Disebutkan pula, inti pokok perayaan hari Penampahan Galungan adalah melaksanakanbyakala yaitu upacara yang bertujuan untuk melepaskan kekuatan negatif (Buta Kala) dari diri manusia dan lingkungannya. Semenjak Raja Sri Jayakasunu mendapatkan bisikan religius itu, Galungan dirayakan lagi dengan hikmat dan meriah oleh umat Hindu di Bali.
Secara filosofis makna Galungan adalah suatu upacara sakral yang memberikan kekuatan spiritual agar mampu membedakan mana dorongan hidup yang berasal dari adharma dan mana dari budhi atma yaitu berupa suara kebenaran (dharma) dalam diri manusia. Selain itu juga memberi kemampuan untuk membeda-bedakan kecendrungan keraksasaan (asura sampad) dan kecendrungan kedewaan (dewa sampad). Harus disadari bahwa hidup yang berbahagia atau ananda adalah hidup yang memiliki kemampuan untuk menguasai kecenderungan keraksasaan.
Galungan dan Kuningan hendaknyalah dilaksanakan dengan hati dan perasaan yang damai dan tentram. Kemenangan Dharma atas Adharma bermakna dalam konteks, kita hendaknya mampu instrospeksi diri siapa sesungguhnya jati diri kita, siapa kita dan untuk apa kita dilahirkan, bagaimana kita berperan dalam masyarakat untuk menciptakan kedamaian dan kesejahteraan serta berperan aktif dalam dinamika sosial di tengah-tengah masyarakat dan lingkungan kita.
Hal ini hendaknya melalui proses pendakian spiritual menuju kesadaran diri yang sejati, seperti halnya hari Raya Galungan dan Kuningan, manusia bertahan dan tetap teguh dengan kesucian hati walau digoda oleh Sang Kala Tiga Wisesa, musuh dalam dirinya, di dalam upaya menegakkan dharma di dalam dirinya maupun di luar dirinya. Sifat-sifat adharma (bhuta) di dalam dirinya dan di luar dirinya disomya agar menjadi dharma (Dewa), sehingga dunia ini menjadi seimbang (jagadhita).

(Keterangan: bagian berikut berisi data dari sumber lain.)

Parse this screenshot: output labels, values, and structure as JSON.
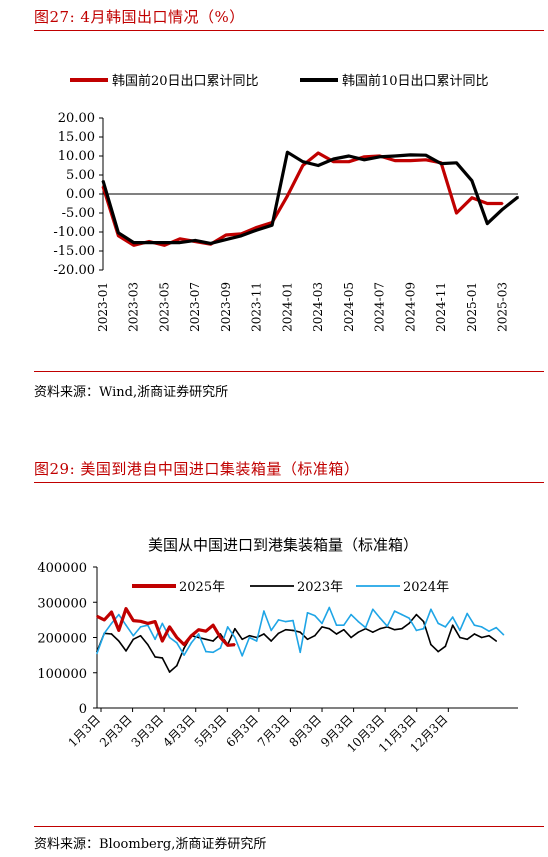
{
  "figure1": {
    "title": "图27:  4月韩国出口情况（%）",
    "source": "资料来源：Wind,浙商证券研究所"
  },
  "figure2": {
    "title": "图29:  美国到港自中国进口集装箱量（标准箱）",
    "source": "资料来源：Bloomberg,浙商证券研究所"
  },
  "colors": {
    "accent": "#c00000",
    "black": "#000000",
    "blue": "#1fa5e6"
  },
  "chart_data": [
    {
      "type": "line",
      "title": "",
      "ylim": [
        -20,
        20
      ],
      "yticks": [
        "20.00",
        "15.00",
        "10.00",
        "5.00",
        "0.00",
        "-5.00",
        "-10.00",
        "-15.00",
        "-20.00"
      ],
      "xticks": [
        "2023-01",
        "2023-03",
        "2023-05",
        "2023-07",
        "2023-09",
        "2023-11",
        "2024-01",
        "2024-03",
        "2024-05",
        "2024-07",
        "2024-09",
        "2024-11",
        "2025-01",
        "2025-03"
      ],
      "legend_position": "top",
      "series": [
        {
          "name": "韩国前20日出口累计同比",
          "color": "#c00000",
          "values": [
            2.0,
            -11.0,
            -13.5,
            -12.5,
            -13.5,
            -11.8,
            -12.5,
            -13.2,
            -10.8,
            -10.5,
            -8.8,
            -7.5,
            -0.5,
            7.5,
            10.8,
            8.5,
            8.5,
            9.8,
            10.0,
            8.8,
            8.8,
            9.0,
            8.2,
            -5.0,
            -1.0,
            -2.5,
            -2.5
          ]
        },
        {
          "name": "韩国前10日出口累计同比",
          "color": "#000000",
          "values": [
            3.5,
            -10.2,
            -12.8,
            -12.8,
            -12.8,
            -12.8,
            -12.2,
            -13.0,
            -12.0,
            -11.0,
            -9.5,
            -8.2,
            11.0,
            8.5,
            7.5,
            9.2,
            10.0,
            9.0,
            9.8,
            10.0,
            10.3,
            10.2,
            8.0,
            8.2,
            3.5,
            -7.8,
            -4.0,
            -0.8
          ]
        }
      ]
    },
    {
      "type": "line",
      "title": "美国从中国进口到港集装箱量（标准箱）",
      "ylim": [
        0,
        400000
      ],
      "yticks": [
        "400000",
        "300000",
        "200000",
        "100000",
        "0"
      ],
      "xticks": [
        "1月3日",
        "2月3日",
        "3月3日",
        "4月3日",
        "5月3日",
        "6月3日",
        "7月3日",
        "8月3日",
        "9月3日",
        "10月3日",
        "11月3日",
        "12月3日"
      ],
      "legend_position": "top",
      "series": [
        {
          "name": "2025年",
          "color": "#c00000",
          "values": [
            260000,
            250000,
            272000,
            220000,
            282000,
            248000,
            246000,
            240000,
            245000,
            190000,
            230000,
            200000,
            180000,
            205000,
            222000,
            218000,
            235000,
            200000,
            178000,
            180000
          ]
        },
        {
          "name": "2023年",
          "color": "#000000",
          "values": [
            160000,
            212000,
            210000,
            190000,
            162000,
            195000,
            205000,
            180000,
            145000,
            142000,
            102000,
            120000,
            170000,
            205000,
            200000,
            195000,
            190000,
            210000,
            180000,
            225000,
            195000,
            205000,
            200000,
            210000,
            190000,
            212000,
            222000,
            220000,
            215000,
            195000,
            205000,
            230000,
            225000,
            210000,
            222000,
            200000,
            215000,
            225000,
            215000,
            225000,
            230000,
            222000,
            225000,
            240000,
            265000,
            245000,
            180000,
            160000,
            175000,
            235000,
            200000,
            195000,
            210000,
            200000,
            205000,
            190000
          ]
        },
        {
          "name": "2024年",
          "color": "#1fa5e6",
          "values": [
            155000,
            212000,
            240000,
            265000,
            235000,
            205000,
            230000,
            235000,
            195000,
            240000,
            200000,
            185000,
            150000,
            185000,
            210000,
            160000,
            158000,
            170000,
            230000,
            200000,
            148000,
            200000,
            190000,
            275000,
            220000,
            250000,
            245000,
            248000,
            158000,
            270000,
            262000,
            240000,
            285000,
            235000,
            235000,
            265000,
            245000,
            228000,
            280000,
            255000,
            232000,
            275000,
            265000,
            255000,
            220000,
            225000,
            280000,
            240000,
            230000,
            258000,
            220000,
            268000,
            235000,
            230000,
            218000,
            228000,
            208000
          ]
        }
      ]
    }
  ]
}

Dharma dan adharma, itu dua kenyataan yang berbeda (rwa bhineda) yang selalu ada di dunia, ada dalam diri kita umat manusia, tapi hendaknyalah itu diseimbangkan sehingga evolusi di dunia bisa berjalan. Kemenangan dharma atas adharma yang telah dirayakan setiap Galungan dan Kuningan hendaknyalah diserap dan dilaksanakan dalam kehidupan sehari-hari. Dharma tidaklah hanya diwacanakan tapi dilaksanakan.
Dalam kitab Sarasamuccaya (Sloka 43) disebutkan keutamaan dharma bagi orang yang melaksanakannya yaitu :
“Kuneng sang hyang dharma, mahas midering sahana, ndatan umaku sira, tan hanenakunira, tan sapa juga si lawanikang naha-nahan, tatan pahi lawan anak ning stri lanji, ikang tankinawruhan bapanya, rupaning tan hana umaku yanak, tan hana inakunya bapa, ri wetnyan durlaba ikang wenang mulahakena dharma kalinganika”.
Artinya:
Adapun dharma itu, menyelusup dan mengelilingi seluruh yang ada, tidak ada yang mengakui, pun tidak ada yang diakuinya, serta tidak ada yang menegur atau terikat dengan sesuatu apapun, tidak ada bedanya dengan anak seorang perempuan tuna susila, yang tidak dikenal siapa bapaknya, rupa-rupanya tidak ada yang mengakui anak akan dia, pun tidak ada yang diakui bapa olehnya, perumpamaan ini diambil sebab sesungguhnya sangat sukar untuk dapat mengetahui dan melaksanakan dharma itu.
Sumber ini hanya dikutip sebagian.